Cecilie Stuart Garcia and Sue Moore direct the show’s choregraphy. Stuart-Garcia explains, “It’s been so fun to watch the kids’ reaction to different moves. Sometimes they seem to be sort of uncomfortable or embarrassed with the steps or movement. I’ll ask if maybe they don’t like it or need to change it, but they work their way through it and make it their own. We’re all working together and creating something contemporary even though the songs are from the 1960s. I love working with the kids; they all support each other.”
Artist Lauren Bon is designing the set, which promises to be stunning, complete with magic mirror. Talented Zoey Hay serves as costume designer, Hay is simultaneously working on the wardrobe for the Topanga Elementary School production of a musical of a different kind, Seussical. (However does she find the time?)
Playing the part of Tommy’s dad is hard working teen Walter Mathur, who observes, “I missed the tryouts so I feel really lucky to be in the play at all. I know it’s going to be great but I admit it’s sometimes hard to rehearse for two hours, three days a week, if you have homework. Good thing this is fun.”
Two of the younger cast members, Molly Anderson and Meg Dick, run across the stage dressed as newsboys. “Yeah, we have to play boys,” they admit, “but it’s okay. We like our costumes.” Anderson proudly adds, “My Dad made our outfits.”

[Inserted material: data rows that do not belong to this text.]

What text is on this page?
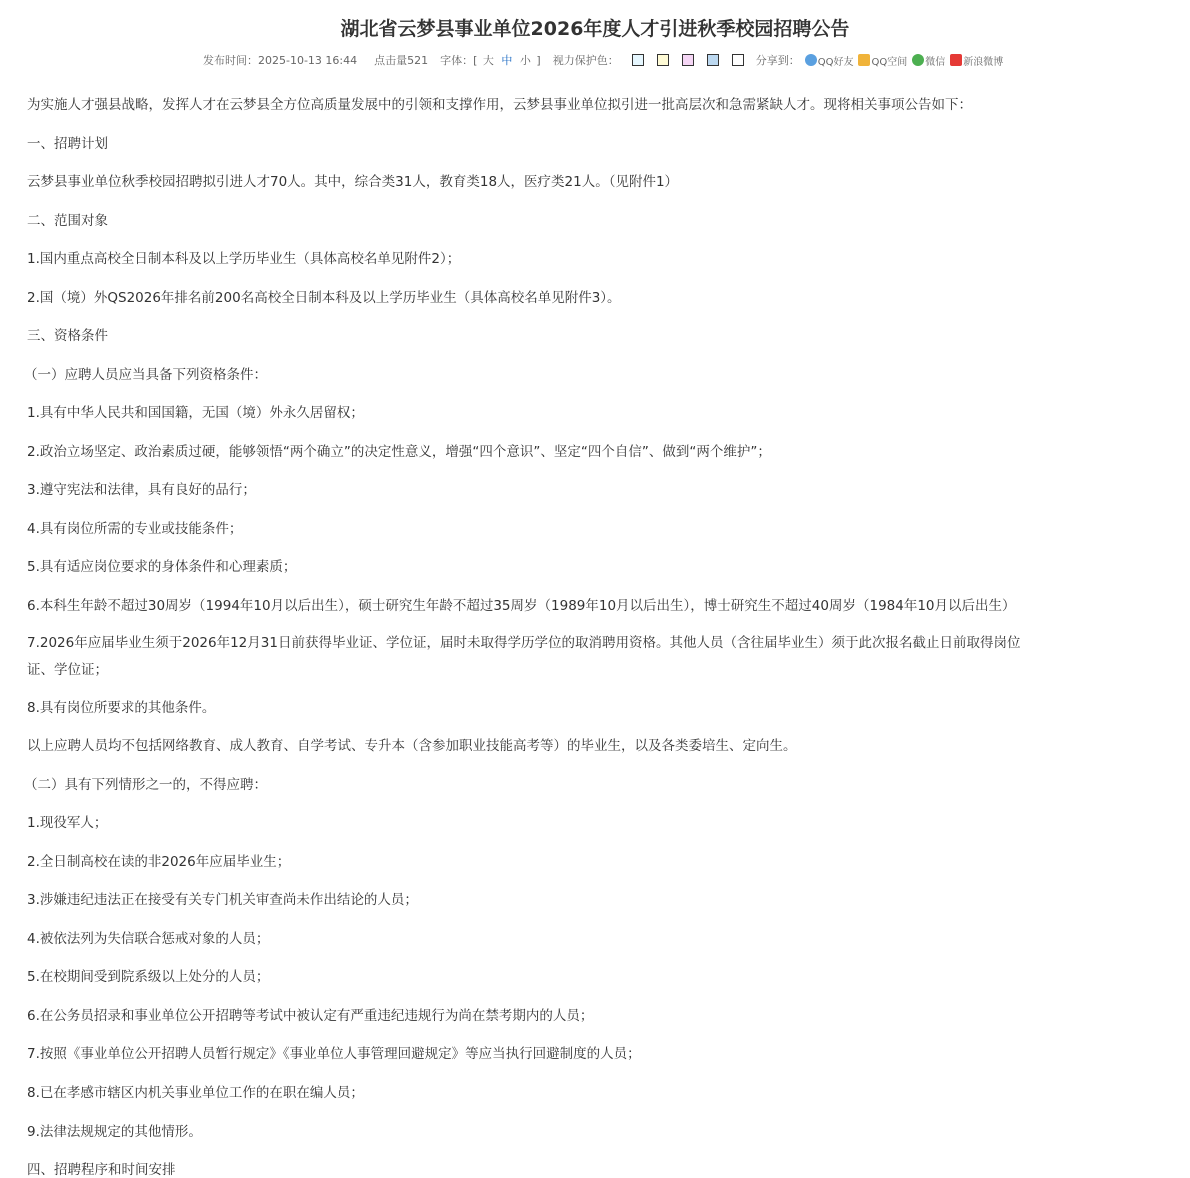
湖北省云梦县事业单位2026年度人才引进秋季校园招聘公告
发布时间：2025-10-13 16:44 点击量521 字体：[ 大 中 小 ] 视力保护色：	分享到： QQ好友 QQ空间 微信 新浪微博
为实施人才强县战略，发挥人才在云梦县全方位高质量发展中的引领和支撑作用，云梦县事业单位拟引进一批高层次和急需紧缺人才。现将相关事项公告如下：
一、招聘计划
云梦县事业单位秋季校园招聘拟引进人才70人。其中，综合类31人，教育类18人，医疗类21人。（见附件1）
二、范围对象
1.国内重点高校全日制本科及以上学历毕业生（具体高校名单见附件2）；
2.国（境）外QS2026年排名前200名高校全日制本科及以上学历毕业生（具体高校名单见附件3）。
三、资格条件
（一）应聘人员应当具备下列资格条件：
1.具有中华人民共和国国籍，无国（境）外永久居留权；
2.政治立场坚定、政治素质过硬，能够领悟“两个确立”的决定性意义，增强“四个意识”、坚定“四个自信”、做到“两个维护”；
3.遵守宪法和法律，具有良好的品行；
4.具有岗位所需的专业或技能条件；
5.具有适应岗位要求的身体条件和心理素质；
6.本科生年龄不超过30周岁（1994年10月以后出生），硕士研究生年龄不超过35周岁（1989年10月以后出生），博士研究生不超过40周岁（1984年10月以后出生）
7.2026年应届毕业生须于2026年12月31日前获得毕业证、学位证，届时未取得学历学位的取消聘用资格。其他人员（含往届毕业生）须于此次报名截止日前取得岗位
证、学位证；
8.具有岗位所要求的其他条件。
以上应聘人员均不包括网络教育、成人教育、自学考试、专升本（含参加职业技能高考等）的毕业生，以及各类委培生、定向生。
（二）具有下列情形之一的，不得应聘：
1.现役军人；
2.全日制高校在读的非2026年应届毕业生；
3.涉嫌违纪违法正在接受有关专门机关审查尚未作出结论的人员；
4.被依法列为失信联合惩戒对象的人员；
5.在校期间受到院系级以上处分的人员；
6.在公务员招录和事业单位公开招聘等考试中被认定有严重违纪违规行为尚在禁考期内的人员；
7.按照《事业单位公开招聘人员暂行规定》《事业单位人事管理回避规定》等应当执行回避制度的人员；
8.已在孝感市辖区内机关事业单位工作的在职在编人员；
9.法律法规规定的其他情形。
四、招聘程序和时间安排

The efforts of all the parent volunteers, some of whom don’t even have a child in the show, are part of what makes the production such a unique Topanga community experience. Andrew Bush is working the sound, with Mike Mayers and Tim Pershing on lights. There will be an incredible live band playing the score, featuring the likes of, Keith Bilderbeck, Rich Aluso, Bill Bowling, Garrett Hinrichs, and Phillipo Francini, joined by Teague Reeves on French horn. They will put their own spin on The Who classics, including, “Pin-ball Wizard,” “See Me, Feel Me” and “We’re Not Going To Take it Anymore.”
“I fully expect to see old hippies weeping in the aisles,” warns Portman.
What promises to be an incredible, memorable, rockin’ production of Tommy will take place at the Topanga Community House on the evenings of Friday, April 4, and Saturday, April 5, at 7:30 p.m. and on Sunday, April 6, at 2 p.m. Tickets can be purchased in advance at Mimosa or Topanga Home Grown for $10, or at the door. For information or to volunteer, call (310) 502-3358.
With all the generous expertise involved and the spirit and talent of the young actors, the show is an event not to be missed. Of course, an unnamed source reports, “Portman’s the biggest kid of them all.”
So come, sing along, laugh a little, cry a little, and remember the past while supporting the future of our community.